Aanhangsel van de Handelingen

Vragen gesteld door de leden der Kamer, met de daarop door de regering gegeven antwoorden

696

Vragen van het lid Van Bochove (CDA) aan de minister van Volkshuisvesting, Ruimtelijke Ordening en Milieubeheer over ligplaatsen voor woonboten. (Ingezonden 29 oktober 2007)

1

Is het u bekend dat in toenemende mate woonbootbewoners worden geconfronteerd met nieuwe private eigenaren van ligplaatsen die de bewoners voor de keuze plaatsen om hetzij tegen een zeer hoge prijs de ligplaats te kopen, hetzij te vertrekken?

2

Is het waar dat woonbootbewoners geen enkele wettelijke bescherming hebben tegen het opzeggen van het gebruiksrecht van het water door de eigenaar van de ligplaats?

3

Zo ja, bent u bereid om woonbootbewoners wettelijke bescherming te bieden tegen het opzeggen van het gebruiksrecht door ligplaatseigenaren?

4

Maken gemeenten nauwelijks gebruik van de mogelijkheid om via een modelverordening van de VNG iets te doen aan het beschermen van woonbootbewoners tegen wanpraktijken?

5

Deelt u de opvatting dat mede in het licht van het toenemende belang van wonen op het water de rechtspositie van mensen die op het water wonen, goed geregeld moet zijn?

6

Hoe staat u tegenover de suggestie om aan de Huurwet toe te voegen dat huurbescherming ook van toepassing is op de ligplaats voor woonboten en niet alleen geldt voor een woning en een standplaats met woonwagen?

7

Hoe staat u tegenover de suggestie om het zogeheten retributieartikel in de Gemeente-, Provincie- en Waterschapswet voor woonboten te laten gelden, waardoor in elk geval liggeldverhogingen door de overheid financieel gemotiveerd moeten worden en toetsbaar zijn?

8

Bent u bereid om de bovenstaande vragen ruim voor de komende behandeling van de begroting WWI voor het jaar 2008 te beantwoorden?

Antwoord

Antwoord van minister Vogelaar (Wonen, Wijken en Integratie). (Ontvangen 19 november 2007)

1

Nee, dat is mij niet bekend.

2 en 3

Nee, dat is niet juist. Een woonboot is doorgaans in eigendom van de bewoner. Ligplaatsen worden in het algemeen verkregen op grond van een vergunning dan wel middels een huurovereenkomst.

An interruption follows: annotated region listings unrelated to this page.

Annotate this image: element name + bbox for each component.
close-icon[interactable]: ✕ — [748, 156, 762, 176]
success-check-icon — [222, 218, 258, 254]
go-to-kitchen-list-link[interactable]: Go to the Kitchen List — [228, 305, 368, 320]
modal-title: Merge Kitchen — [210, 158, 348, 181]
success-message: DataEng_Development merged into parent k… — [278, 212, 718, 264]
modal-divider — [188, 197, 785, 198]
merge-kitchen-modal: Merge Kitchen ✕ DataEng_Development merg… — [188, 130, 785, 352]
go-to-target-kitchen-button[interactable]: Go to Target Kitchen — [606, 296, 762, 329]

Voor wat betreft een eventuele wijziging of intrekking van een ligplaatsvergunning kan voldoende bescherming worden verkregen op grond van de algemene regels van het bestuursrecht.

Gaat het om privaatrechtelijke huur van een ligplaats, dan kan de bescherming tegen opzegging worden gevonden in een toetsing aan de hand van de redelijkheid en billijkheid (art 6:248 BW) of een toetsing van onredelijk bezwarende bedingen betreffende opzegging (art 6:231 e.v. BW).

Op grond van deze bepalingen bestaat dus reeds een wettelijke bescherming tegen het opzeggen van het gebruiksrecht door ligplaatseigenaren.

4

Mij is niet bekend of gemeenten nauwelijks gebruik maken van de modelwoonschepenverordening van de VNG. Het staat gemeenten vrij om, afhankelijk van de plaatselijke situatie, al dan niet gebruik te maken van deze modelverordening. Zo zijn er in in Amsterdam en in het algemeen in de westelijke provincies veel meer woonboten dan in de rest van het land. Nu de situatie per gemeente sterk uiteenloopt, moet rekening worden gehouden met uiteenlopende regelingen ten aanzien van de ligplaatsen voor woonboten.

5

Ja.

6

Ik acht dit niet wenselijk. Ligplaatsen zouden dan moeten worden geschaard onder de definitie van woonruimte van artikel 233 van boek 7 van het Burgerlijk Wetboek. Huurbescherming ter zake van ligplaatsen miskent echter dat tijdelijke ligplaatsen mogelijk moeten zijn en dat ligplaatsen moeten kunnen worden opgeheven of verplaatst.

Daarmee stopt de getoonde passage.